Convert AVI to iPod Video

Older AVI files almost never play on an iPod. Here's how to re-encode them cleanly without losing quality.

AVI is a 1990s Microsoft container, and most AVI files in the wild use DivX, XviD or Cinepak video — none of which an iPod can decode. Conversion is mandatory, but it's painless.

Why AVI doesn't work on iPod

Two reasons. First, the AVI container itself isn't on the iPod's list of accepted formats. Second, the codecs typically used inside AVI files (DivX, XviD, MPEG-4 ASP) are similar to but not the same as the MPEG-4 profile the iPod supports.

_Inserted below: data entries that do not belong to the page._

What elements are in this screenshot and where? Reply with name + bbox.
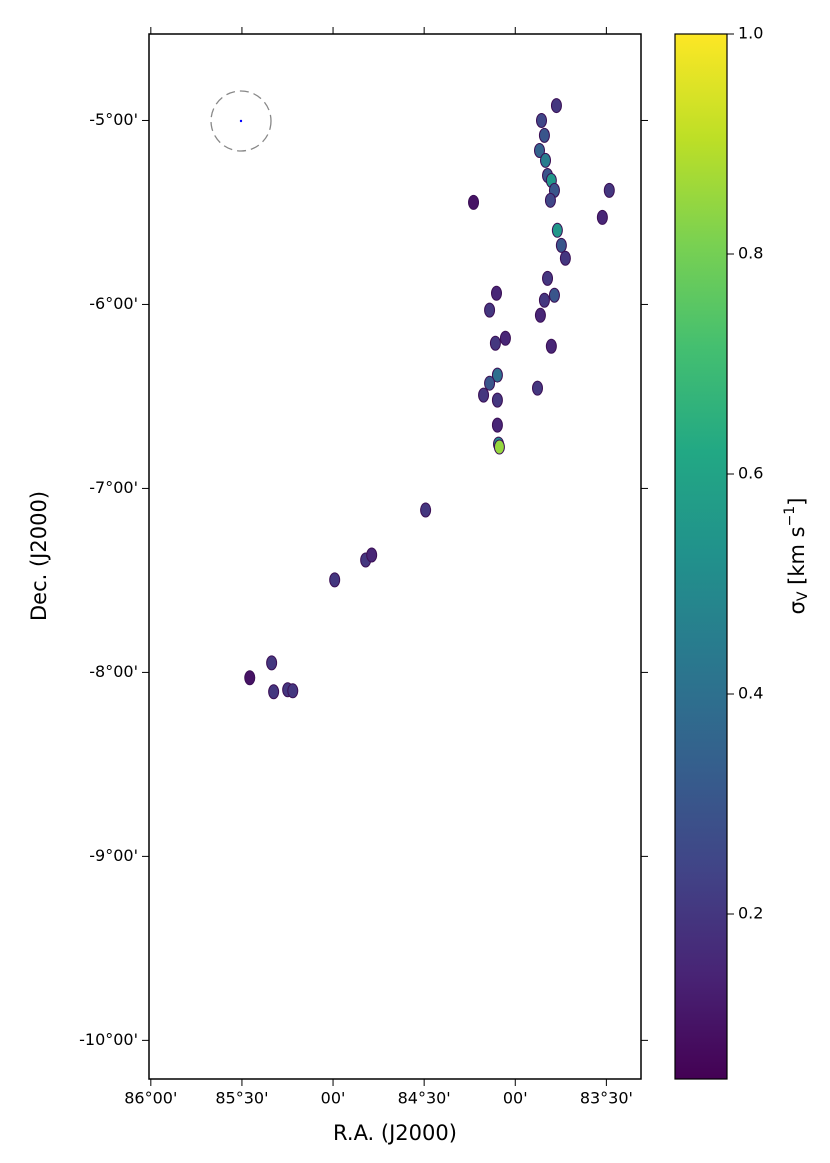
cb-label-symbol: σ bbox=[785, 601, 809, 614]
clump bbox=[420, 502, 432, 518]
clump bbox=[531, 380, 543, 396]
clump bbox=[544, 192, 556, 208]
y-tick-label: -5°00' bbox=[89, 110, 138, 129]
clump bbox=[596, 209, 608, 225]
x-tick-label: 86°00' bbox=[124, 1089, 177, 1108]
clump bbox=[550, 98, 562, 114]
cb-label-end: ] bbox=[785, 498, 809, 506]
clump bbox=[540, 152, 552, 168]
clump bbox=[329, 572, 341, 588]
cb-label-sub: V bbox=[795, 591, 811, 601]
clump bbox=[489, 335, 501, 351]
clump bbox=[366, 547, 378, 563]
clump bbox=[491, 367, 503, 383]
x-tick-label: 00' bbox=[503, 1089, 528, 1108]
clump bbox=[538, 127, 550, 143]
clump bbox=[542, 270, 554, 286]
colorbar-label: σV [km s−1] bbox=[782, 498, 811, 615]
clump bbox=[559, 250, 571, 266]
x-tick-label: 83°30' bbox=[580, 1089, 633, 1108]
clump bbox=[244, 670, 256, 686]
x-axis-label: R.A. (J2000) bbox=[333, 1121, 457, 1145]
colorbar bbox=[674, 33, 728, 1080]
colorbar-tick-label: 0.8 bbox=[738, 244, 763, 263]
clump bbox=[266, 655, 278, 671]
clump bbox=[491, 417, 503, 433]
clump bbox=[491, 392, 503, 408]
colorbar-tick-label: 0.4 bbox=[738, 684, 763, 703]
beam bbox=[210, 90, 272, 152]
clump bbox=[534, 142, 546, 158]
clump bbox=[548, 287, 560, 303]
x-tick-label: 00' bbox=[321, 1089, 346, 1108]
clump bbox=[555, 237, 567, 253]
clump bbox=[468, 194, 480, 210]
y-tick-label: -9°00' bbox=[89, 846, 138, 865]
y-axis-label: Dec. (J2000) bbox=[27, 491, 51, 621]
clump bbox=[538, 292, 550, 308]
clump bbox=[536, 112, 548, 128]
clump bbox=[484, 302, 496, 318]
x-tick-label: 85°30' bbox=[215, 1089, 268, 1108]
beam-center bbox=[239, 119, 243, 123]
clump bbox=[287, 683, 299, 699]
x-tick-label: 84°30' bbox=[398, 1089, 451, 1108]
clump bbox=[603, 182, 615, 198]
clump bbox=[490, 285, 502, 301]
colorbar-tick-label: 0.2 bbox=[738, 904, 763, 923]
y-tick-label: -10°00' bbox=[79, 1030, 138, 1049]
y-tick-label: -6°00' bbox=[89, 294, 138, 313]
y-tick-label: -7°00' bbox=[89, 478, 138, 497]
clump bbox=[268, 684, 280, 700]
cb-label-sup: −1 bbox=[782, 506, 798, 527]
clump bbox=[484, 375, 496, 391]
clump bbox=[478, 387, 490, 403]
clump bbox=[493, 439, 505, 455]
colorbar-tick-label: 1.0 bbox=[738, 24, 763, 43]
y-tick-label: -8°00' bbox=[89, 662, 138, 681]
plot-frame bbox=[148, 33, 642, 1080]
colorbar-tick-label: 0.6 bbox=[738, 464, 763, 483]
clump bbox=[545, 338, 557, 354]
clump bbox=[499, 330, 511, 346]
cb-label-unit: [km s bbox=[785, 526, 809, 591]
clump bbox=[551, 222, 563, 238]
clump bbox=[534, 307, 546, 323]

The one-line FFmpeg conversion

ffmpeg -i movie.avi \
  -c:v libx264 -profile:v baseline -level 3.0 -crf 22 \
  -vf "scale=640:-2" \
  -c:a aac -b:a 128k -ac 2 \
  -movflags +faststart \
  movie.mp4

That's the whole job. A 700 MB AVI typically produces a 350–500 MB MP4 that looks identical on the iPod's small screen.

Using HandBrake instead

  1. Drag the .avi file into HandBrake.
  2. Pick the Apple 540p30 Surround preset.
  3. On the Video tab, set quality to RF 22.
  4. Click Start.

Audio gotchas with old AVIs

Many older AVI files contain MP3 audio at unusual sample rates (22.05 kHz mono, for example). HandBrake and FFmpeg both resample to 48 kHz stereo automatically when targeting AAC, so this is rarely a problem — but if you hear the audio playing at the wrong speed, force the sample rate with FFmpeg's -ar 48000 flag.

Tiny AVIs from the early 2000s

If your source is a 320×240 AVI from the dawn of online video, don't upscale it. Encode at the source resolution — you'll save 80% of the file size and the picture will look the same. Drop the -vf scale argument or let HandBrake pick the source resolution automatically.